‘Capable teachers’ shortfall bane to education development’
Ibrahim Shekarau, Minister of Education has disclosed that High schools’ students in Nigeria usually record mass failure in external examinations particularly in West African Secondary School Certificate Examinations (WASSCE) and National Examinations Council (NECO) due to acute shortage of qualified English and Mathematics teachers in Nigerian schools.
This, according to the minister, has further troubled the quality of education and contributed a marginal decline in the performance of candidates of such examinations since “details of the May/June 2014 WASSCE result indicated that only 529,425 candidates, representing 31.28 percent of the 1.7 million candidates who wrote the examinations obtained credits in five subjects and above, including English Language and Mathematics.
The minister, who in conjunction with Governor Ibikunle Amosun of Ogun state, declared open the Ministerial Session at the 60th National Council on Education (NCE) Meeting held in Abeokuta recently, lamented dearth of qualified teachers in core subjects offering in Nigerian secondary schools, adding: “ there is no doubt that we have challenge in among others, the availability of teachers of Mathematics and English Language.”

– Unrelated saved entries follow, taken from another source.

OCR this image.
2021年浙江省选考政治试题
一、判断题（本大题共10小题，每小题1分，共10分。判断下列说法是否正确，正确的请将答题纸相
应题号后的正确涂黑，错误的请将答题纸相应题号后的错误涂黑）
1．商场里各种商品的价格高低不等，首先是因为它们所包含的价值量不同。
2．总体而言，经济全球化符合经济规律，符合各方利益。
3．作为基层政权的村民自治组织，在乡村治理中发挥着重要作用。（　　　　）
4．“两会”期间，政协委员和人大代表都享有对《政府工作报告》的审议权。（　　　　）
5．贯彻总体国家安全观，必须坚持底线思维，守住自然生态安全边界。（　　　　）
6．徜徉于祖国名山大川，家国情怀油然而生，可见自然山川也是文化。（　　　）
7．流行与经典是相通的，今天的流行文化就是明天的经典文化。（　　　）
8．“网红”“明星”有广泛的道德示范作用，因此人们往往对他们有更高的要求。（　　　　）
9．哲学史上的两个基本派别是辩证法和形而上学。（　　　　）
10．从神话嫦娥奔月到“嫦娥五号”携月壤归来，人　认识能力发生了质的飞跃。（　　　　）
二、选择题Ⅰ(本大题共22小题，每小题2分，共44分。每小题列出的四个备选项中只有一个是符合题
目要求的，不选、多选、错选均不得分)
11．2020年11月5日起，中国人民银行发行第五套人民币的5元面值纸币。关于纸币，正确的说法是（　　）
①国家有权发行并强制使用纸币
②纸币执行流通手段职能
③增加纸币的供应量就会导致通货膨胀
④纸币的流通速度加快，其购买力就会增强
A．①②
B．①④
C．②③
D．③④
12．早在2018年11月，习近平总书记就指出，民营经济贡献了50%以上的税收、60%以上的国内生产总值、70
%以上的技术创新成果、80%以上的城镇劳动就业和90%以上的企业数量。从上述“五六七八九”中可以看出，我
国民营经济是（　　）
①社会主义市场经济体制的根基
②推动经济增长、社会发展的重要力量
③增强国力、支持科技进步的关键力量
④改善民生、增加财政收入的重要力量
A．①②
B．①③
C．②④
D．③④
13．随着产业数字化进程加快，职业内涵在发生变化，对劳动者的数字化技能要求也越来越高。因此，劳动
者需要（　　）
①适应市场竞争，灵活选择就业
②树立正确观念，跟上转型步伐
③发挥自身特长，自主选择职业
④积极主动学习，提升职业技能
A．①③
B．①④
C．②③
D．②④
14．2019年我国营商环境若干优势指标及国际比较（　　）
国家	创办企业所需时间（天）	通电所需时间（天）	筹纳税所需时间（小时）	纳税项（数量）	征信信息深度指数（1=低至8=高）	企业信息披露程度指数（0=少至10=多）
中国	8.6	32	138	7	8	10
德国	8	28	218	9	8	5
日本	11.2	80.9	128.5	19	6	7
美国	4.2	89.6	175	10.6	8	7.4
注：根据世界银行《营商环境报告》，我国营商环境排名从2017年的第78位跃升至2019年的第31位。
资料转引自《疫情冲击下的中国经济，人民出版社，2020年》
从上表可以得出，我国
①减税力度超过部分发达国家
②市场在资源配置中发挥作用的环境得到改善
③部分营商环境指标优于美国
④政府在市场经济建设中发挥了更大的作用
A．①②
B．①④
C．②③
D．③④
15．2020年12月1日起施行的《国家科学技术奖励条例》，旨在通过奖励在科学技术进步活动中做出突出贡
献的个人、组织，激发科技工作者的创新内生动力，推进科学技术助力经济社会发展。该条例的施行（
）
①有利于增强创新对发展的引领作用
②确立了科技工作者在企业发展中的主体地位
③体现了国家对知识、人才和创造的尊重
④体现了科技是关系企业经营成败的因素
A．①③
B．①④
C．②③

He however, revealed that the Federal Government, through the Nigerian Educational Research and Development Council (NERDC), had introduced in September this year, e-curriculum which “would ensure that teachers, learners and other relevant stakeholders have easy online access to the prescribed national curriculum in all subjects.”
Similarly, the minister decried the high level of damage the Boko Haram insurgency had done to the Northern education, especially the North Eastern part of the country as it constitutes a grave danger to education in the affected areas, saying all efforts must be directed at overcoming the security challenges for normalcy to return to the affected areas.
“The prevailing insecurity situation in the north eastern part of Nigeria has disrupted academic life in a number of our public schools. Nigerian educational institutions and students have become endangered due to attacks.
“We can no longer afford to underestimate the need to map out coordinated action plan for our institutions to always be on security alert. There is the need for us to continually review security issues in our institutions so as to protect our children from harm.”
But, Governor Ibikunle Amosun of Ogun state, in his welcome address, stressed significance of education to the development of any nation, saying: ”it is generally known that a nation that attaches the desired importance to its educational development achieves considerable socio-economic advancement to the benefit of its citizenry and contribute significantly to their well being.”
“This is why countries of the world that are economically backward are also the most educationally disadvantaged. It is therefore important that all efforts geared towards advancing the educational development of our nation must be supported by all.”